I’m Not Here

By Sonya Rehman

I’m not sure what I’m grieving. But there’s a mass around my heart that has seemed to dull the feeling-ness of things. It’s a bit clunky, but it’s something that I have grown accustomed to for a long time. When life – correction, my perception of life – gets overwhelming, I begin shutting down on an emotional level. Lots of little padlocks start snapping shut. I don’t want any light in, I don’t want any faux positivity, any talk of magic or manifestations and the power of prayer. Please. Even though I’m at the tail-end of The Autobiography of a Yogi, a book I’ve been meaning to read for a while, I can’t bring myself to begin meditating again. I’m only finishing this book because it is ‘something that has to be done’ on my endless to do list, my endless personal expectations that keep me up at night in a grip of anxiety and worry which I squash down further with back to back episodes of Say Yes to the Dress on YouTube. Yes, yes, great coping mechanism.

When I look at photos of myself, or old Insta Live interviews of myself at the start of March (the lockdown, when Covid flipped everything on its head), I can’t relate to that girl. In fact her open-heartedness annoys me. So full of it, still so child-like, God, the new 1000-year-old me thinks. So daft. I remember the denial when the lockdown was announced. I refused to believe this would last a few weeks. To think this would last the entire course of the year was unfathomable. I would sit in the small patch of our garden and look up at the blue sky, the electricity poles, their long, looping wires, the odd crow or kite flying in the distance, glance at my oblivious dogs rolling around in the grass, and feel like I was a trapped little child again.

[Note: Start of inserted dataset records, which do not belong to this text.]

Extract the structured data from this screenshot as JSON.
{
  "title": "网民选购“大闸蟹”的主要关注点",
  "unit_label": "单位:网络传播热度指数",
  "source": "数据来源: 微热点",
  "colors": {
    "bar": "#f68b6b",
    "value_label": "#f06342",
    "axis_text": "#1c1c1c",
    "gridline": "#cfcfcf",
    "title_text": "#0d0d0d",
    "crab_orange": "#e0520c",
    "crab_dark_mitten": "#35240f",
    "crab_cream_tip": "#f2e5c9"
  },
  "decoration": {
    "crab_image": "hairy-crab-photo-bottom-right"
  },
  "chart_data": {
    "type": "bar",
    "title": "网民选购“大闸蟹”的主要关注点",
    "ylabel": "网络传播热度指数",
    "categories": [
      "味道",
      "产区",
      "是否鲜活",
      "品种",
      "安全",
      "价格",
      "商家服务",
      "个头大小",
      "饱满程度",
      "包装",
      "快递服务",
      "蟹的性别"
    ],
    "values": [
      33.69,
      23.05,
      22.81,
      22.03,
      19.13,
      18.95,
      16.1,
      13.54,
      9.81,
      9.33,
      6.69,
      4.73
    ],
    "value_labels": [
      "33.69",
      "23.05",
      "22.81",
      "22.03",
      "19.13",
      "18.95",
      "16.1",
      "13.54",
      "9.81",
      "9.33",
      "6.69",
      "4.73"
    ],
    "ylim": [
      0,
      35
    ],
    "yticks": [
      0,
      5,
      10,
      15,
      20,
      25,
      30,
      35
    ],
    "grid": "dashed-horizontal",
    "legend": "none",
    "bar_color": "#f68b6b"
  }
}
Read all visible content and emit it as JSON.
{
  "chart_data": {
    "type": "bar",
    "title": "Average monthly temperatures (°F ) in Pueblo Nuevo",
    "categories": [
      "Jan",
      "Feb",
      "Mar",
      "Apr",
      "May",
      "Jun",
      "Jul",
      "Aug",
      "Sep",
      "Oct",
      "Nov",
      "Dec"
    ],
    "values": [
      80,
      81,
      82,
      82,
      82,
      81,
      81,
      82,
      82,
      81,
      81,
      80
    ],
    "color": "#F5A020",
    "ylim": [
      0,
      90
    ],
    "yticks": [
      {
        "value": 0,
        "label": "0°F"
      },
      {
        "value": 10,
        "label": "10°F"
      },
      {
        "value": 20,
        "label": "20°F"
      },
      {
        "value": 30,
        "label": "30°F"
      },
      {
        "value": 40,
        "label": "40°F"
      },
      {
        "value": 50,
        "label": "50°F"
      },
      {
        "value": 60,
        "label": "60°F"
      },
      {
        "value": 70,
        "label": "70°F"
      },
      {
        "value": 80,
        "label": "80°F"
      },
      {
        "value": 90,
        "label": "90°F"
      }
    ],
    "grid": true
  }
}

But how we acclimatize to our surroundings – no matter how stifling, horrific, trying…our minds and bodies begin settling into a routine no matter how peculiar or bizarre the circumstances. I wish I could be more confessional in my writing, like I used to, but I am tired of the questions, the judgment…besides, I don’t want to present my life story on a silver platter for all and sundry to pick at, poke around, snort at. Still, I’ll try. Writing is my only outlet and at the end of the day, dil halka karna hay.

I’m not sure what I’m grieving. I’m not sure what’s being nudged out and elbowed in. I’m not sure what my purpose is anymore, and is ‘purpose’ just a life achievement to do list for self-aggrandizement? The ever-expanding self-important SELF. Do this, do that, get this, get that, always on the move, a self-induced tizzy, a never-ending self-created hamster wheel. The damn self. Correction, the damn ego.

The days have a dream-like veneer to them. If the sky is blue, it has to be a very sharp, bright blue. The pink bougainvillea flowers, a very neon, fuchsia pink. I feel like I’m lodged in a Super Mario game, constantly seeing ‘GAME OVER’ thanks to getting my ass kicked by Bowser and failing to bag any mushroom power-ups.

The past and the present have merged in some ways. Old, buried patterns have emerged like phantoms. Certain unbecoming traits have amplified. It’s like someone hit the reset button without knowing how to begin again.

I know a lot of people around me are struggling and hustling to make it work, to squeeze out whatever little that’s left of their old selves to make it through the haze that is 2020. Some have crumbled. Some have drifted. Others have locked themselves into a hardcore routine (again, denial). How will we emerge from this?

Kaavan, the elephant (I wrote about him previously) left today. He’s on his way to an animal sanctuary in Cambodia after decades of mistreatment at the Islamabad Zoo.

The fact that his new life unfolds now, after suffering silently for so long, gives me hope. And that hope, that light, is always too much to bear especially when you are witness to a story, a happy ending like that. The relief, the respite, the belief, the way it floods in…is one of the most painful-wonderful things to witness. The swift disintegration of a stubborn (safe) perception that keeps you locked in and loyal to your pain and your disillusionment is a re-birth. And re-births are always painful.

Perhaps my grief is not grief after all.